Unlocking the power of analytics through data pipelines
By Amitabh Mathur, Digital Transformation Adviser at DXC Technology
The old adage of looking for a needle in a haystack perfectly describes an almost impossible task. But what if you’re faced with a huge haystack, and you don’t know what that object is you’re looking for? In many ways this describes the challenge that businesses face when it comes to revealing insight from business data. The act of data analytics often requires the organisation to notice things it isn’t necessarily looking for. To compound this challenge, the rate of data growth is increasing every year as a result of connected services and the growth of the Internet of Things. It’s a sobering thought that 90% of global data was generated in the past two years alone!
Data, a diamond in the rough
So how can businesses locate vital pieces of business intelligence in their haystack of data? There are lessons to be learned from other industries; for instance, diamond mining. Just like businesses searching for data insights, miners must go through mountains of ore to find the gems they are looking for.
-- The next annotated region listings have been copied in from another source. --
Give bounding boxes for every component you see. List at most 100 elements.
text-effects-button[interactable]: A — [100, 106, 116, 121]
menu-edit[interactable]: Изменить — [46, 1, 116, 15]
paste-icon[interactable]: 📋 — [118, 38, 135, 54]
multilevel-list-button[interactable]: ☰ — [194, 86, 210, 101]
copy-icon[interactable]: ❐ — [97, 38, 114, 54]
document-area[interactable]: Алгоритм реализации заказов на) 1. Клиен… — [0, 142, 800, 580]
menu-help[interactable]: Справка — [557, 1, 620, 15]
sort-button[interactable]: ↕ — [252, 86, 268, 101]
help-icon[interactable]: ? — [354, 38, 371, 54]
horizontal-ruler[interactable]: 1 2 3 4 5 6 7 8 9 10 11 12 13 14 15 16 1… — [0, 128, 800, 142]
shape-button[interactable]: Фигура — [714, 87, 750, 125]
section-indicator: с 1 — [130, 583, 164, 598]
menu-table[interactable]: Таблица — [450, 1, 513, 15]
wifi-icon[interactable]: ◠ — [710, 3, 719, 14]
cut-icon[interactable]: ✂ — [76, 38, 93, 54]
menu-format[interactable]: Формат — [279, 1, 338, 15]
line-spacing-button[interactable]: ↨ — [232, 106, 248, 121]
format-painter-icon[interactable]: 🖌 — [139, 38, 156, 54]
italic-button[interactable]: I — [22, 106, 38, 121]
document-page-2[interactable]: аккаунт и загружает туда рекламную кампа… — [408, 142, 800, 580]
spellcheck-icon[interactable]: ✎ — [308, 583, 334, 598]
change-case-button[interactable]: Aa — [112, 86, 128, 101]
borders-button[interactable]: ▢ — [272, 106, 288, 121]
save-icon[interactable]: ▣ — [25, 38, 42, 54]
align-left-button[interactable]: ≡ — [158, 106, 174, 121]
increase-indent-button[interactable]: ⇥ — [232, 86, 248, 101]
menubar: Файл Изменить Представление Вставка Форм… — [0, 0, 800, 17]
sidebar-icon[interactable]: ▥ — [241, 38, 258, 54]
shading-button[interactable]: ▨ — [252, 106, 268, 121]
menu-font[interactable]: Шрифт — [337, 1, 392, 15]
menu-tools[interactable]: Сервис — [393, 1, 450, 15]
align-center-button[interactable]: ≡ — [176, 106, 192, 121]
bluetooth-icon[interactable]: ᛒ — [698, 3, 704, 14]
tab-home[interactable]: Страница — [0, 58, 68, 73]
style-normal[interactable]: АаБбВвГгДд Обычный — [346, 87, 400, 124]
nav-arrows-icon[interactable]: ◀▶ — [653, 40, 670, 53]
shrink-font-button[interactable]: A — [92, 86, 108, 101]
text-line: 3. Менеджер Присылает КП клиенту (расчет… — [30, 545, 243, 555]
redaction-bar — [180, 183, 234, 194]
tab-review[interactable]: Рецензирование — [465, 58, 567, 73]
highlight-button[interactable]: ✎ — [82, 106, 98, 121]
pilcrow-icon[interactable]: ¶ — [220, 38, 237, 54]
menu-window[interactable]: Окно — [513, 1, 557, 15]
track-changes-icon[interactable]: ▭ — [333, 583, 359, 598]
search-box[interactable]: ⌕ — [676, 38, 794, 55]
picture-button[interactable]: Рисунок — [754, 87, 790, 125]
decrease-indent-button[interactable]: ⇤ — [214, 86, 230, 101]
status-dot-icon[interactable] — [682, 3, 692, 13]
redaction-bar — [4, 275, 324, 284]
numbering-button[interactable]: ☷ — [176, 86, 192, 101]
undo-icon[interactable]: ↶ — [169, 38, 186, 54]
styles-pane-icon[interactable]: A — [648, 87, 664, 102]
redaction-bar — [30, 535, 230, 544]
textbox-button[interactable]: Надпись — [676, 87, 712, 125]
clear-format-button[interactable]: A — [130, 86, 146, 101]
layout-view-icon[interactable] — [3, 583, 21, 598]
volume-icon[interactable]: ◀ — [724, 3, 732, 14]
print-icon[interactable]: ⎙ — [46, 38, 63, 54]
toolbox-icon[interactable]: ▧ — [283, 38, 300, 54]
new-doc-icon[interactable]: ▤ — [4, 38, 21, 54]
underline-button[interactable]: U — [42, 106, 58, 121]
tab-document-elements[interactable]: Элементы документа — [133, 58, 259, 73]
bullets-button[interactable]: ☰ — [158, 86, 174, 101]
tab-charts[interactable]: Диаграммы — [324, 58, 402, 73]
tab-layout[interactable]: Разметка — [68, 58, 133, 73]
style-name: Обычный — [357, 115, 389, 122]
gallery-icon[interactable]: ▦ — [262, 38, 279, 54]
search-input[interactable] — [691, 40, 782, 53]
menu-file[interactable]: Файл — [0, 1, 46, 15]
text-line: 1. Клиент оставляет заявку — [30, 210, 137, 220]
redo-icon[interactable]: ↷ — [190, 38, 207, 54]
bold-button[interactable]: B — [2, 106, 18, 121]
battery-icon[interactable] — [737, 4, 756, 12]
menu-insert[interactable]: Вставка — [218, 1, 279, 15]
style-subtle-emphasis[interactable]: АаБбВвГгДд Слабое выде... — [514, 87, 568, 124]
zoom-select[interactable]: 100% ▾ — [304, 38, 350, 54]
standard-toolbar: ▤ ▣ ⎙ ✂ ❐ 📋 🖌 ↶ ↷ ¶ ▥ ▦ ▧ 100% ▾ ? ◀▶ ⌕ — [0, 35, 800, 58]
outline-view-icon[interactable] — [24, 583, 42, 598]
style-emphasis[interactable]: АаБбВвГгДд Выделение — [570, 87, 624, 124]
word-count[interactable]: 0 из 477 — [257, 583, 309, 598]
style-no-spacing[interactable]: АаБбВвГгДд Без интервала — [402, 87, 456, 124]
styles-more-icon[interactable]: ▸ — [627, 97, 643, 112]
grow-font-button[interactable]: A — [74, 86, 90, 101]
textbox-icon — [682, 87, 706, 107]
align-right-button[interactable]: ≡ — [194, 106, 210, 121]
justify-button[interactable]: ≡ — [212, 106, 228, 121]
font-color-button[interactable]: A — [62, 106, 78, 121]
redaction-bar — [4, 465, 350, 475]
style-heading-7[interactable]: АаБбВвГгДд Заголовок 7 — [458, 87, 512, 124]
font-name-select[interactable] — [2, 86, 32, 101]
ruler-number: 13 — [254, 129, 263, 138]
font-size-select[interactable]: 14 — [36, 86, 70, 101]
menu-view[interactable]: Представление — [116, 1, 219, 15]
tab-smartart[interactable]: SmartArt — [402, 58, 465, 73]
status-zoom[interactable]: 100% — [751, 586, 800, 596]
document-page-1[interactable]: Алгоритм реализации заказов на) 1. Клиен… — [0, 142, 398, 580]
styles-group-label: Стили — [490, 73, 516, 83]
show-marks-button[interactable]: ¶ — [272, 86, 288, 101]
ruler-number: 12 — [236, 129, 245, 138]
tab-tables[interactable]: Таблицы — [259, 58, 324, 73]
Diamonds are mined out of huge carrot-shaped ore deposits (kimberlite); digging out these ore deposits means there is a lot of excess material that needs to be mined alongside the diamonds. On average, 1750 metric tons of material must be extracted to find a single carat of diamond. To deal with these huge quantities of material, diamond miners uses processing pipelines to mechanically crush, sort, and filter the ore until “roughs” have been separated and can be hand finished. The roughs are checked and graded, with only the best selected for the grinding and polishing process that ultimately turns a dull, translucent rock into a gleaming diamond.
Learning to use pipelines
At this point you might be asking how we can adapt this model to extract the hidden gems of insight from our data? One approach is to use a copycat processing pipeline to process data in multiple stages to extract meaning and insights. These stages convert data to information, intelligence, decisions, and actions. At each stage in the process, the volume of data drops by an order of magnitude or move, which makes the whole process easier to manage. This data processing pipeline concept is not new and is already used in some shape or form in most organisations. What is new is the amount of data and our inability to extract competitive advantage from it.
Letting AI do the heavy lifting
Dealing with this data deluge requires systems to not only look for known patterns, but also unusual or previously unknown patterns. Traditional data processing is not up to this task. People are great at this, but the sheer volume of data makes using people for this prohibitively expensive – not to mention there’s a who can undertake this work. Artificial intelligence (AI) could provide the solution to this problem; it is ideal for handling large volumes of data and is capable of sifting through mountains of data to identify anomalous patterns. It may not understand what these patterns represent, but AI can be used to scan data to uncover new or unusual patterns for further analysis.
So, what does this all mean for data scientists? Wouldn’t this make them redundant? Far from it — they are becoming even more invaluable. While an AI-driven data processing pipeline can extract intelligence from data and even make some routine discoveries, identifying new insights and making decisions will continue to require data specialists. The only difference is that their work is going to be a lot more engaging as they will get to deal with pre-sifted data, allowing them to focus on the most interesting information.
Data is one of the most important resources that businesses have access to. If businesses can focus on how it can be made usable through processing with AI and breaking down the process of analysis, it could give businesses the competitive advantage they are looking for. The fact is that putting data to work does not have to be an expensive or resource intensive task. However, it does require businesses to adopt new strategies. A data processing pipeline built using AI is a great place to start.